Loudoun County's controversial Sheriff Donald L. Lacy, who remained in office despite a special grand jury's call for his resignation last year, has announced he will not seek reelection this fall.

Lacy, 33, who could not be reached for comment, told a Leesburg radio station that he would not seek another four-year term as head of the county's 100-officer force. The sheriff told WAGE he was stepping down because "this time my family must come first."

As of this week, no candidate from either party has formally declared to succeed him.

A former stock clerk and gas station attendant, Lacy became the first Republican sheriff in Loudoun history in 1979 when he upset Democratic incumbent Robert Legard, who had held the job for 16 years.
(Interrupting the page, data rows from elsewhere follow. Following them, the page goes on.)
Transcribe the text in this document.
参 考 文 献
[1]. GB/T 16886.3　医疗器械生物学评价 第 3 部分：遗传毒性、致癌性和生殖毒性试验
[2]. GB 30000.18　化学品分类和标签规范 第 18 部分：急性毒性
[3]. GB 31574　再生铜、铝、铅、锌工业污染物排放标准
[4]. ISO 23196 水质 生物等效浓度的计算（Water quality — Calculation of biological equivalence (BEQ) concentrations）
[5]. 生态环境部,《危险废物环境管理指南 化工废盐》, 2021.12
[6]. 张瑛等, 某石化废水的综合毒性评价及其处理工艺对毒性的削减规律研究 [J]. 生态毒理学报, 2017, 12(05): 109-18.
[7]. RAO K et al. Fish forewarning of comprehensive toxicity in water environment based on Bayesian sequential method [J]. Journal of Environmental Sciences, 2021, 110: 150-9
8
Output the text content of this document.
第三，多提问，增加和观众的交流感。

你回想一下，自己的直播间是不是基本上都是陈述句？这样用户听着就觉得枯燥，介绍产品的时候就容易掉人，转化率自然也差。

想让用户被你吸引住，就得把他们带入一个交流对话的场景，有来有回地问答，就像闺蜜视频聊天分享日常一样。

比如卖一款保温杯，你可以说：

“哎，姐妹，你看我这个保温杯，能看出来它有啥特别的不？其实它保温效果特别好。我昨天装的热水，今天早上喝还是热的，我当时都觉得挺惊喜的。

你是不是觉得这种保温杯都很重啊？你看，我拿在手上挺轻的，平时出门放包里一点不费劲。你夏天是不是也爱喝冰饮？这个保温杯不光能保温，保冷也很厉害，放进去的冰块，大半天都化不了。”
Though Lacy said his accomplishments included opening a new Sterling Park substation, adding more than 30 officers to his force, and lowering the county crime rate 20 percent since his election, his tenure has been marked by accusations of mismanagement and personal and financial improprieties.

Those accusations--leveled first by members of his own department--sparked a special grand jury investigation. The grand jury eventually cited Lacy for what it found to be misconduct and urged him to resign, but it did not recommend that any criminal charges be filed against him.

The seven-member panel did find, however, that Lacy had misused some county funds, "made a fool of himself" by drinking in public, intimidated members of his own department, helped cover up improper information in a search warrant and agreed to drop criminal charges at the request of friends. Although the jury said it probed "numerous charges of sexual misbehavior" it expressed doubt any could be proven in court.

Lacy denied the allegations, vowed to serve out his four-year term and issued a news release branding efforts to oust him as a "Latin American-style coup d'etat." The sheriff told WAGE that his decision not to run had nothing to do with the grand jury's findings.